Red Hat Bugzilla – Bug 1480071
Concurrent registrations seems to have frequent RHSM timeouts
Last modified: 2017-11-02 08:16:24 EDT
Description of problem:
In the Satellite 6.2.x releases, we were easily able to accomplish nearly 75 concurrent content host registrations. With the Satellite 6.3 Snap releases, this number has came down to close to 40 concurrent registrations only.
The error that appears frequently during the registrations is "Unable to establish server identity: Timed Out"
Version-Release number of selected component (if applicable):
Steps to Reproduce:
Could you provide as much debug information as possible to pinpoint what the issues are? Without any data we can't do any analysis of where the issues actually are.
(In reply to Ivan Necas from comment #1)
> Could you provide as much debug information as possible to pinpoint what the
> issues are? Without any data we can't do any analysis of where the issues
> actually are.
While doing concurrent registrations for the content hosts(75 hosts registering concurrently to Satellite 6.3), we see a number of hosts failing to register to Satellite. The error that is displayed is:
Unable to verify server's identity: timed out
On checking the RHSM log of the failed host, the following trace is present
2017-08-18 09:16:52,477 [INFO] subscription-manager:380:MainThread @hwprobe.py:916 - collected virt facts: virt.is_guest=True, virt.host_type=lxc, docker, virt.uuid=Not Set
2017-08-18 09:16:52,478 [INFO] subscription-manager:380:MainThread @facts.py:139 - Loading custom facts from: /etc/rhsm/facts/katello.facts
2017-08-18 09:23:52,851 [ERROR] subscription-manager:380:MainThread @managercli.py:174 - Error during registration: timed out
2017-08-18 09:23:52,851 [ERROR] subscription-manager:380:MainThread @managercli.py:175 - timed out
Traceback (most recent call last):
File "/usr/lib/python2.7/site-packages/subscription_manager/managercli.py", line 1136, in _do_command
File "/usr/lib64/python2.7/site-packages/rhsm/connection.py", line 928, in registerConsumer
return self.conn.request_post(url, params)

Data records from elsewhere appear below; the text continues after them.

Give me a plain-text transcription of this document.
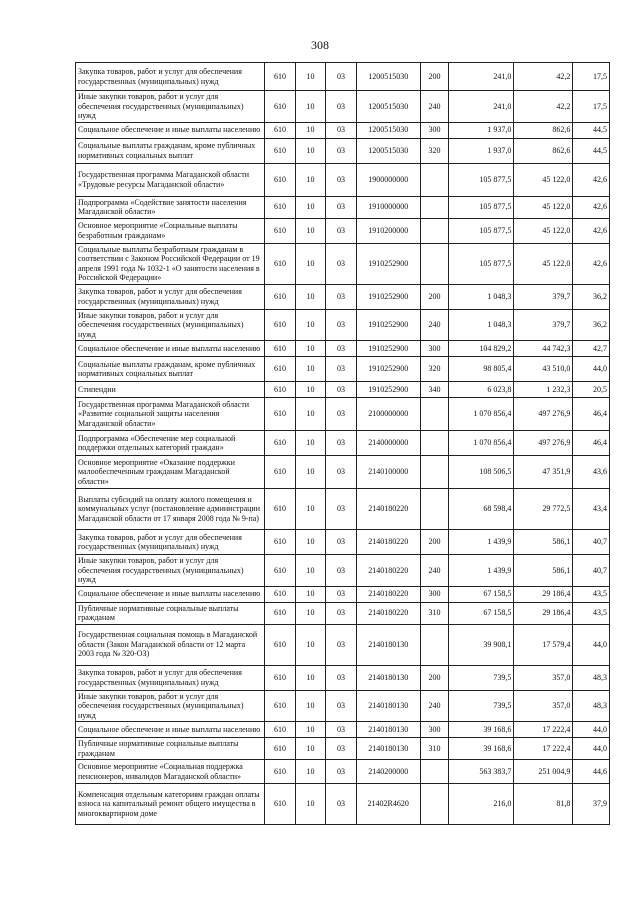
308
Закупка товаров, работ и услуг для обеспечения государственных (муниципальных) нужд	610	10	03	1200515030	200	241,0	42,2	17,5
Иные закупки товаров, работ и услуг для обеспечения государственных (муниципальных) нужд	610	10	03	1200515030	240	241,0	42,2	17,5
Социальное обеспечение и иные выплаты населению	610	10	03	1200515030	300	1 937,0	862,6	44,5
Социальные выплаты гражданам, кроме публичных нормативных социальных выплат	610	10	03	1200515030	320	1 937,0	862,6	44,5
Государственная программа Магаданской области «Трудовые ресурсы Магаданской области»	610	10	03	1900000000		105 877,5	45 122,0	42,6
Подпрограмма «Содействие занятости населения Магаданской области»	610	10	03	1910000000		105 877,5	45 122,0	42,6
Основное мероприятие «Социальные выплаты безработным гражданам»	610	10	03	1910200000		105 877,5	45 122,0	42,6
Социальные выплаты безработным гражданам в соответствии с Законом Российской Федерации от 19 апреля 1991 года № 1032-1 «О занятости населения в Российской Федерации»	610	10	03	1910252900		105 877,5	45 122,0	42,6
Закупка товаров, работ и услуг для обеспечения государственных (муниципальных) нужд	610	10	03	1910252900	200	1 048,3	379,7	36,2
Иные закупки товаров, работ и услуг для обеспечения государственных (муниципальных) нужд	610	10	03	1910252900	240	1 048,3	379,7	36,2
Социальное обеспечение и иные выплаты населению	610	10	03	1910252900	300	104 829,2	44 742,3	42,7
Социальные выплаты гражданам, кроме публичных нормативных социальных выплат	610	10	03	1910252900	320	98 805,4	43 510,0	44,0
Стипендии	610	10	03	1910252900	340	6 023,8	1 232,3	20,5
Государственная программа Магаданской области «Развитие социальной защиты населения Магаданской области»	610	10	03	2100000000		1 070 856,4	497 276,9	46,4
Подпрограмма «Обеспечение мер социальной поддержки отдельных категорий граждан»	610	10	03	2140000000		1 070 856,4	497 276,9	46,4
Основное мероприятие «Оказание поддержки малообеспеченным гражданам Магаданской области»	610	10	03	2140100000		108 506,5	47 351,9	43,6
Выплаты субсидий на оплату жилого помещения и коммунальных услуг (постановление администрации Магаданской области от 17 января 2008 года № 9-па)	610	10	03	2140180220		68 598,4	29 772,5	43,4
Закупка товаров, работ и услуг для обеспечения государственных (муниципальных) нужд	610	10	03	2140180220	200	1 439,9	586,1	40,7
Иные закупки товаров, работ и услуг для обеспечения государственных (муниципальных) нужд	610	10	03	2140180220	240	1 439,9	586,1	40,7
Социальное обеспечение и иные выплаты населению	610	10	03	2140180220	300	67 158,5	29 186,4	43,5
Публичные нормативные социальные выплаты гражданам	610	10	03	2140180220	310	67 158,5	29 186,4	43,5
Государственная социальная помощь в Магаданской области (Закон Магаданской области от 12 марта 2003 года № 320-ОЗ)	610	10	03	2140180130		39 908,1	17 579,4	44,0
Закупка товаров, работ и услуг для обеспечения государственных (муниципальных) нужд	610	10	03	2140180130	200	739,5	357,0	48,3
Иные закупки товаров, работ и услуг для обеспечения государственных (муниципальных) нужд	610	10	03	2140180130	240	739,5	357,0	48,3
Социальное обеспечение и иные выплаты населению	610	10	03	2140180130	300	39 168,6	17 222,4	44,0
Публичные нормативные социальные выплаты гражданам	610	10	03	2140180130	310	39 168,6	17 222,4	44,0
Основное мероприятие «Социальная поддержка пенсионеров, инвалидов Магаданской области»	610	10	03	2140200000		563 383,7	251 004,9	44,6
Компенсация отдельным категориям граждан оплаты взноса на капитальный ремонт общего имущества в многоквартирном доме	610	10	03	21402R4620		216,0	81,8	37,9
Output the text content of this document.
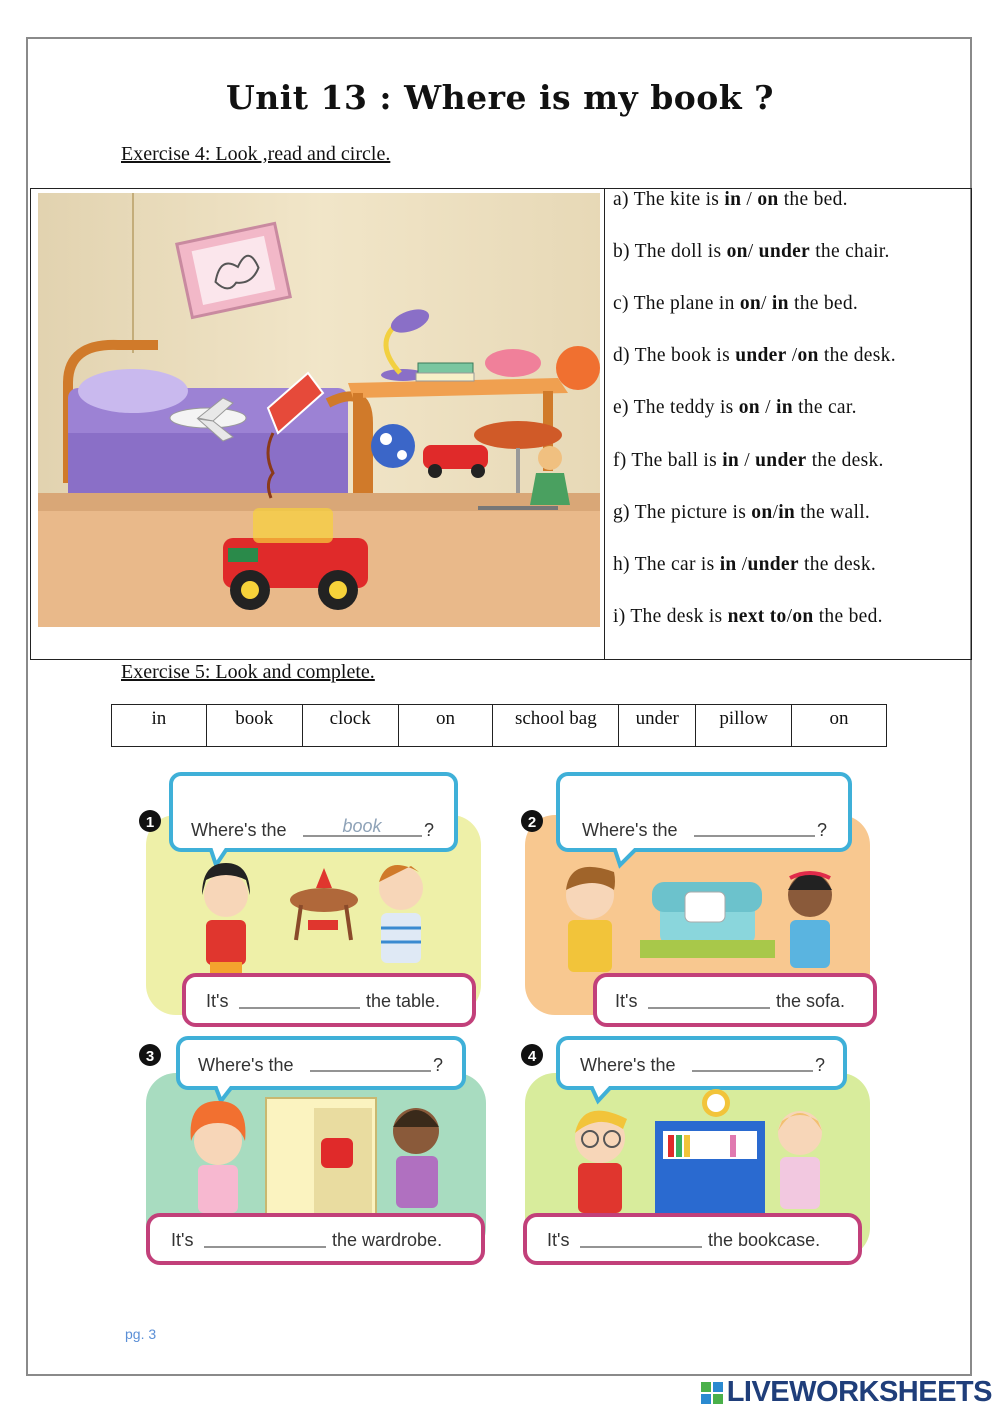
Unit 13 : Where is my book ?
Exercise 4: Look ,read and circle.
a) The kite is in / on the bed.
b) The doll is on/ under the chair.
c) The plane in on/ in the bed.
d) The book is under /on the desk.
e) The teddy is on / in the car.
f) The ball is in / under the desk.
g) The picture is on/in the wall.
h) The car is in /under the desk.
i) The desk is next to/on the bed.
Exercise 5: Look and complete.
in	book	clock	on	school bag	under	pillow	on
1 Where's the	book ?
It's	the table.
2	Where's the	?
It's	the sofa.
3 Where's the	?
It's	the wardrobe.
4 Where's the	?
It's	the bookcase.
pg. 3
LIVEWORKSHEETS
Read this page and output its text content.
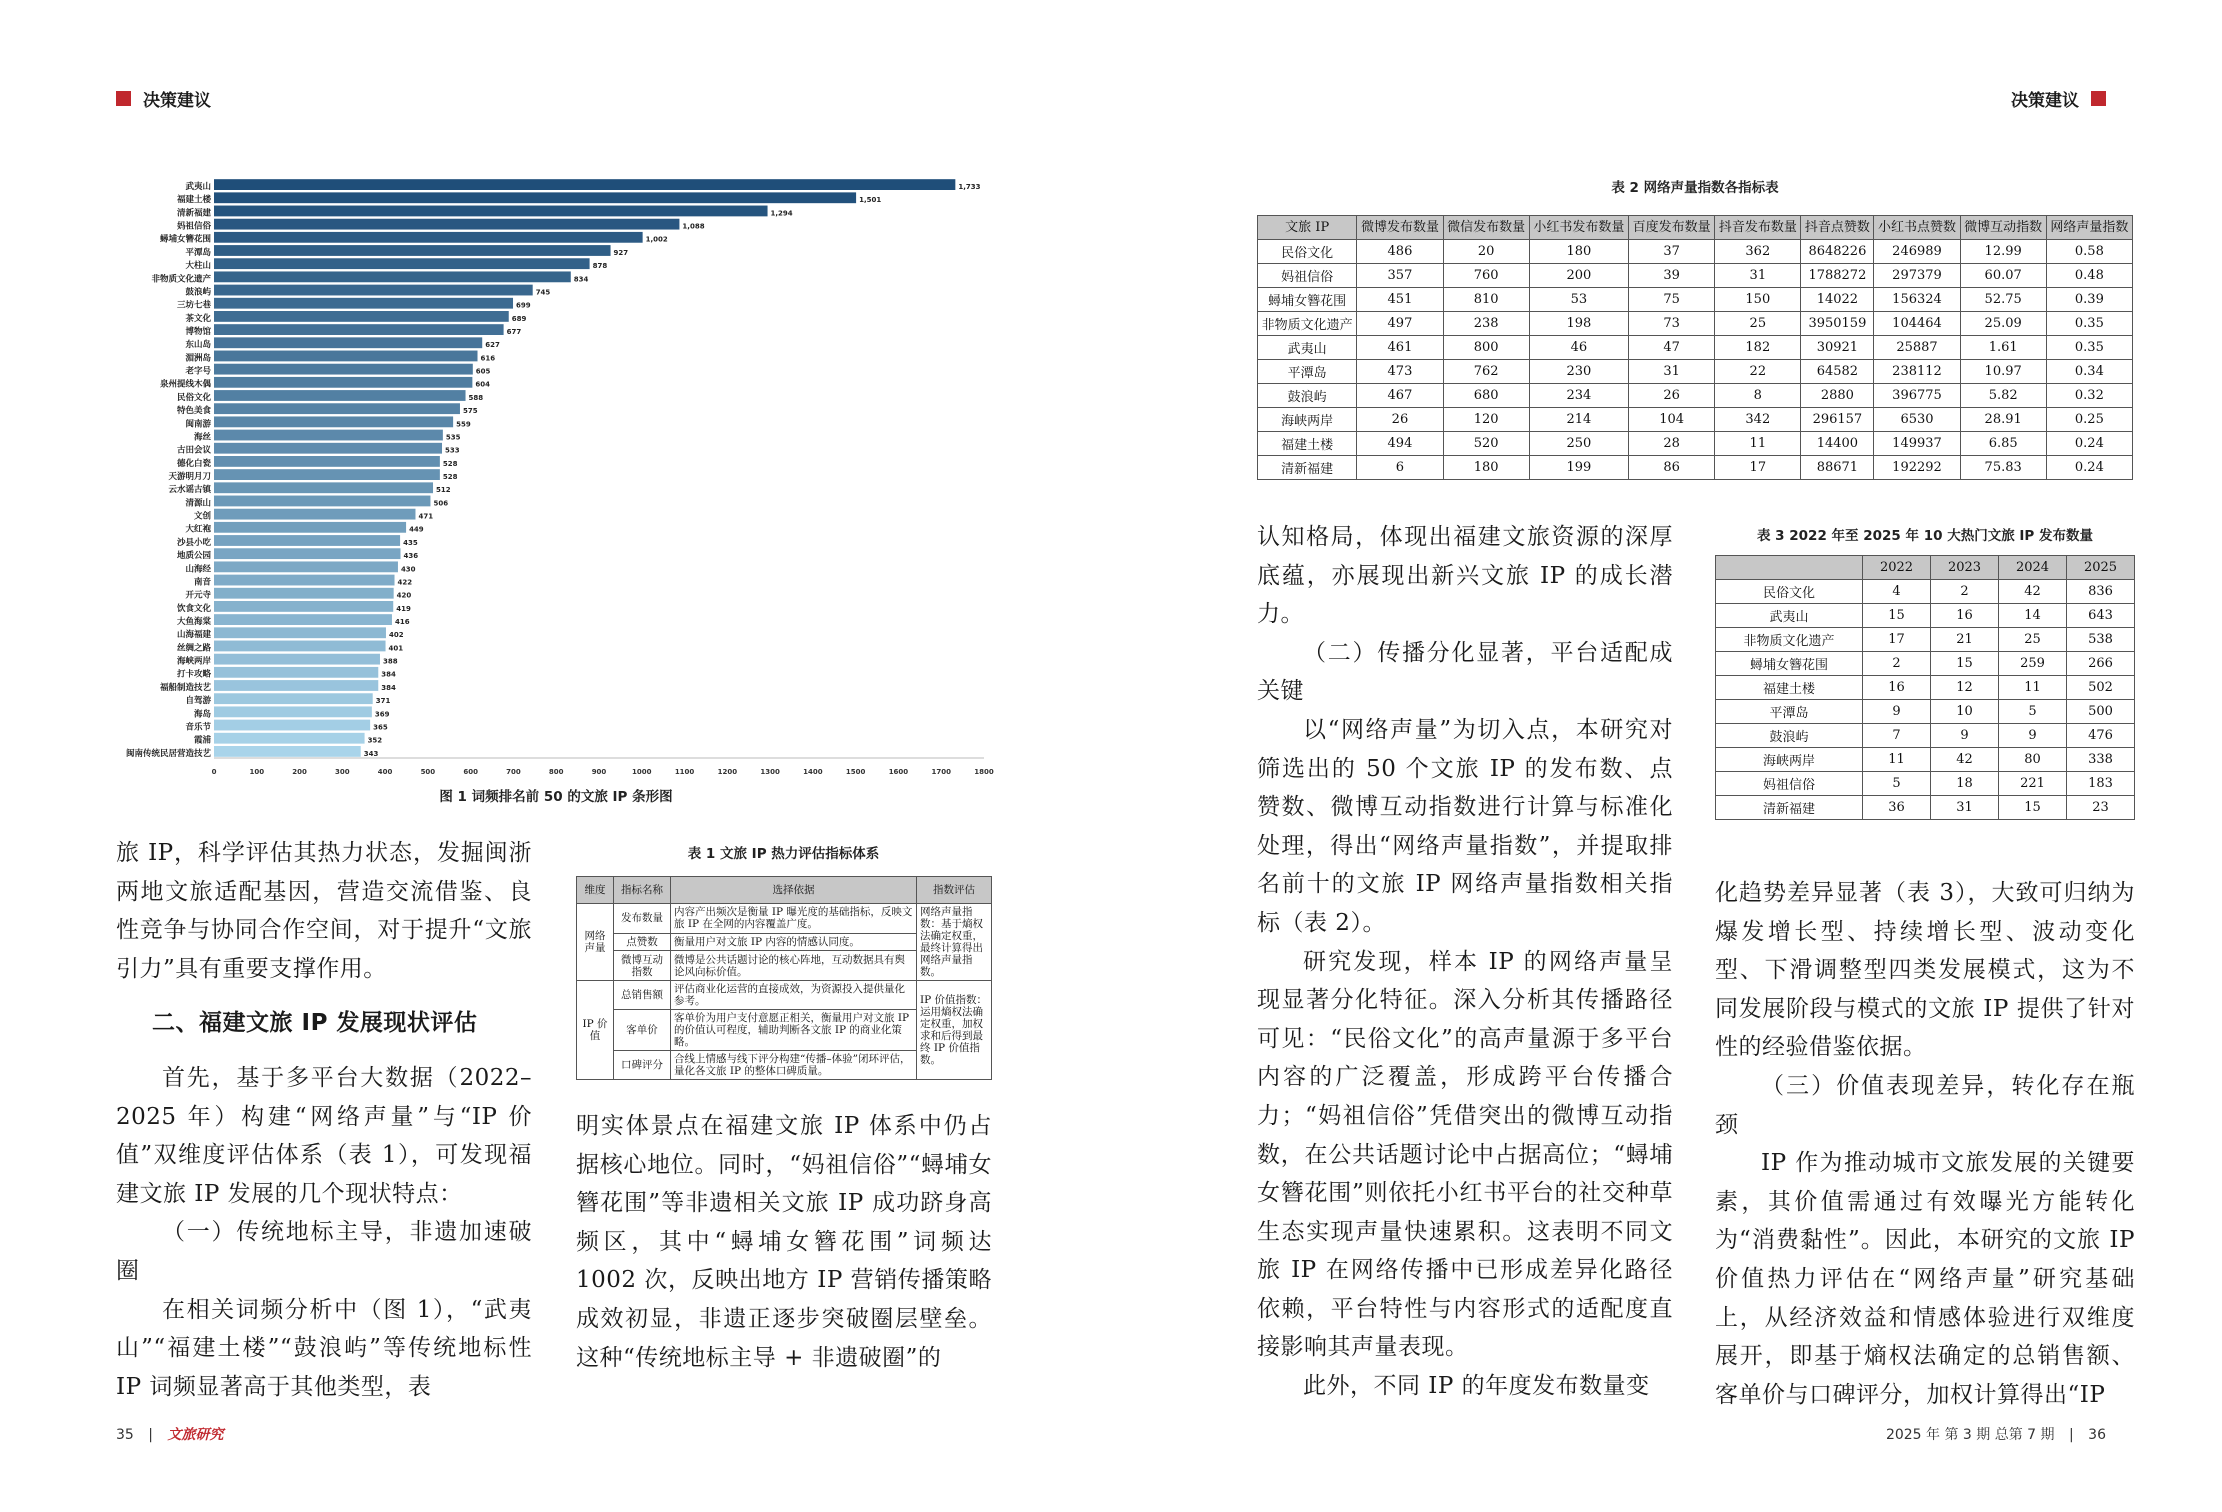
决策建议
武夷山	1,733
福建土楼	1,501
清新福建	1,294
妈祖信俗	1,088
蟳埔女簪花围	1,002
平潭岛	927
大柱山	878
非物质文化遗产	834
鼓浪屿	745
三坊七巷	699
茶文化	689
博物馆	677
东山岛	627
湄洲岛	616
老字号	605
泉州提线木偶	604
民俗文化	588
特色美食	575
闽南游	559
海丝	535
古田会议	533
德化白瓷	528
天游明月刀	528
云水谣古镇	512
清源山	506
文创	471
大红袍	449
沙县小吃	435
地质公园	436
山海经	430
南音	422
开元寺	420
饮食文化	419
大鱼海棠	416
山海福建	402
丝绸之路	401
海峡两岸	388
打卡攻略	384
福船制造技艺	384
自驾游	371
海岛	369
音乐节	365
霞浦	352
闽南传统民居营造技艺	343
0	100	200	300	400	500	600	700	800	900	1000	1100	1200	1300	1400	1500	1600	1700	1800
图 1 词频排名前 50 的文旅 IP 条形图

旅 IP，科学评估其热力状态，发掘闽浙两地文旅适配基因，营造交流借鉴、良性竞争与协同合作空间，对于提升“文旅引力”具有重要支撑作用。

二、福建文旅 IP 发展现状评估

首先，基于多平台大数据（2022–2025 年）构建“网络声量”与“IP 价值”双维度评估体系（表 1），可发现福建文旅 IP 发展的几个现状特点：

（一）传统地标主导，非遗加速破圈

在相关词频分析中（图 1），“武夷山”“福建土楼”“鼓浪屿”等传统地标性 IP 词频显著高于其他类型，表

表 1 文旅 IP 热力评估指标体系
维度	指标名称	选择依据	指数评估
网络声量	发布数量	内容产出频次是衡量 IP 曝光度的基础指标，反映文旅 IP 在全网的内容覆盖广度。	网络声量指数：基于熵权法确定权重，最终计算得出网络声量指数。
	点赞数	衡量用户对文旅 IP 内容的情感认同度。	
	微博互动指数	微博是公共话题讨论的核心阵地，互动数据具有舆论风向标价值。	
IP 价值	总销售额	评估商业化运营的直接成效，为资源投入提供量化参考。	IP 价值指数：运用熵权法确定权重，加权求和后得到最终 IP 价值指数。
	客单价	客单价为用户支付意愿正相关，衡量用户对文旅 IP 的价值认可程度，辅助判断各文旅 IP 的商业化策略。	
	口碑评分	合线上情感与线下评分构建“传播–体验”闭环评估，量化各文旅 IP 的整体口碑质量。	

明实体景点在福建文旅 IP 体系中仍占据核心地位。同时，“妈祖信俗”“蟳埔女簪花围”等非遗相关文旅 IP 成功跻身高频区，其中“蟳埔女簪花围”词频达 1002 次，反映出地方 IP 营销传播策略成效初显，非遗正逐步突破圈层壁垒。这种“传统地标主导 + 非遗破圈”的

35 | 文旅研究
决策建议
表 2 网络声量指数各指标表
文旅 IP	微博发布数量	微信发布数量	小红书发布数量	百度发布数量	抖音发布数量	抖音点赞数	小红书点赞数	微博互动指数	网络声量指数
民俗文化	486	20	180	37	362	8648226	246989	12.99	0.58
妈祖信俗	357	760	200	39	31	1788272	297379	60.07	0.48
蟳埔女簪花围	451	810	53	75	150	14022	156324	52.75	0.39
非物质文化遗产	497	238	198	73	25	3950159	104464	25.09	0.35
武夷山	461	800	46	47	182	30921	25887	1.61	0.35
平潭岛	473	762	230	31	22	64582	238112	10.97	0.34
鼓浪屿	467	680	234	26	8	2880	396775	5.82	0.32
海峡两岸	26	120	214	104	342	296157	6530	28.91	0.25
福建土楼	494	520	250	28	11	14400	149937	6.85	0.24
清新福建	6	180	199	86	17	88671	192292	75.83	0.24

认知格局，体现出福建文旅资源的深厚底蕴，亦展现出新兴文旅 IP 的成长潜力。

（二）传播分化显著，平台适配成关键

以“网络声量”为切入点，本研究对筛选出的 50 个文旅 IP 的发布数、点赞数、微博互动指数进行计算与标准化处理，得出“网络声量指数”，并提取排名前十的文旅 IP 网络声量指数相关指标（表 2）。

研究发现，样本 IP 的网络声量呈现显著分化特征。深入分析其传播路径可见：“民俗文化”的高声量源于多平台内容的广泛覆盖，形成跨平台传播合力；“妈祖信俗”凭借突出的微博互动指数，在公共话题讨论中占据高位；“蟳埔女簪花围”则依托小红书平台的社交种草生态实现声量快速累积。这表明不同文旅 IP 在网络传播中已形成差异化路径依赖，平台特性与内容形式的适配度直接影响其声量表现。

此外，不同 IP 的年度发布数量变

表 3 2022 年至 2025 年 10 大热门文旅 IP 发布数量
	2022	2023	2024	2025
民俗文化	4	2	42	836
武夷山	15	16	14	643
非物质文化遗产	17	21	25	538
蟳埔女簪花围	2	15	259	266
福建土楼	16	12	11	502
平潭岛	9	10	5	500
鼓浪屿	7	9	9	476
海峡两岸	11	42	80	338
妈祖信俗	5	18	221	183
清新福建	36	31	15	23

化趋势差异显著（表 3），大致可归纳为爆发增长型、持续增长型、波动变化型、下滑调整型四类发展模式，这为不同发展阶段与模式的文旅 IP 提供了针对性的经验借鉴依据。

（三）价值表现差异，转化存在瓶颈

IP 作为推动城市文旅发展的关键要素，其价值需通过有效曝光方能转化为“消费黏性”。因此，本研究的文旅 IP 价值热力评估在“网络声量”研究基础上，从经济效益和情感体验进行双维度展开，即基于熵权法确定的总销售额、客单价与口碑评分，加权计算得出“IP

2025 年 第 3 期 总第 7 期 | 36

File "/usr/lib64/python2.7/site-packages/rhsm/connection.py", line 697, in request_post
return self._request("POST", method, params)
File "/usr/lib64/python2.7/site-packages/rhsm/connection.py", line 591, in _request
response = conn.getresponse()
File "/usr/lib64/python2.7/httplib.py", line 1089, in getresponse
File "/usr/lib64/python2.7/httplib.py", line 444, in begin
version, status, reason = self._read_status()
File "/usr/lib64/python2.7/httplib.py", line 400, in _read_status
line = self.fp.readline(_MAXLINE + 1)
File "/usr/lib64/python2.7/socket.py", line 476, in readline
data = self._sock.recv(self._rbufsize)
File "/usr/lib64/python2.7/site-packages/M2Crypto/SSL/Connection.py", line 228, in read
File "/usr/lib64/python2.7/site-packages/M2Crypto/SSL/Connection.py", line 213, in _read_bio
return m2.ssl_read(self.ssl, size, self._timeout)
SSLTimeoutError: timed out
As a measure to fix the solution a little bit, I tried to increase the RHSM timeout, which indeed has some effect on the total no. of hosts which are able to register successfully but that does not seem to help much.
In Satellite 6.2, we were easily able to achieve a concurrent registration count of 75 hosts but the same is giving problems with Satellite 6.3.
Please let me know, if you require logs from any specific component
Michael: is this something we're aware of and should be adressed with later cp version? Is there another bz we could close this as a dupe?
It is likely not a complete fix (as I have not analyzed across katello interactions) but Candlepin 2.1.3-1 includes code to significantly reduce lock contention during bind which often happens during concurrent registration using activation keys that attach to a single pool.
We are going to be including Candlepin 2.1 in 6.3 which has some registration performance fixes that we hope will help with this situation.
flagged as a regression as this degraded from 6.2
Based on https://bugzilla.redhat.com/show_bug.cgi?id=1480071#c7, it seems the issue is no long reproducible + we pulled in new candlepin version, that should have also positive influence on the performance. I'm closing it for now: feel free to re-open, if it re-appears, with more details on what the issue is.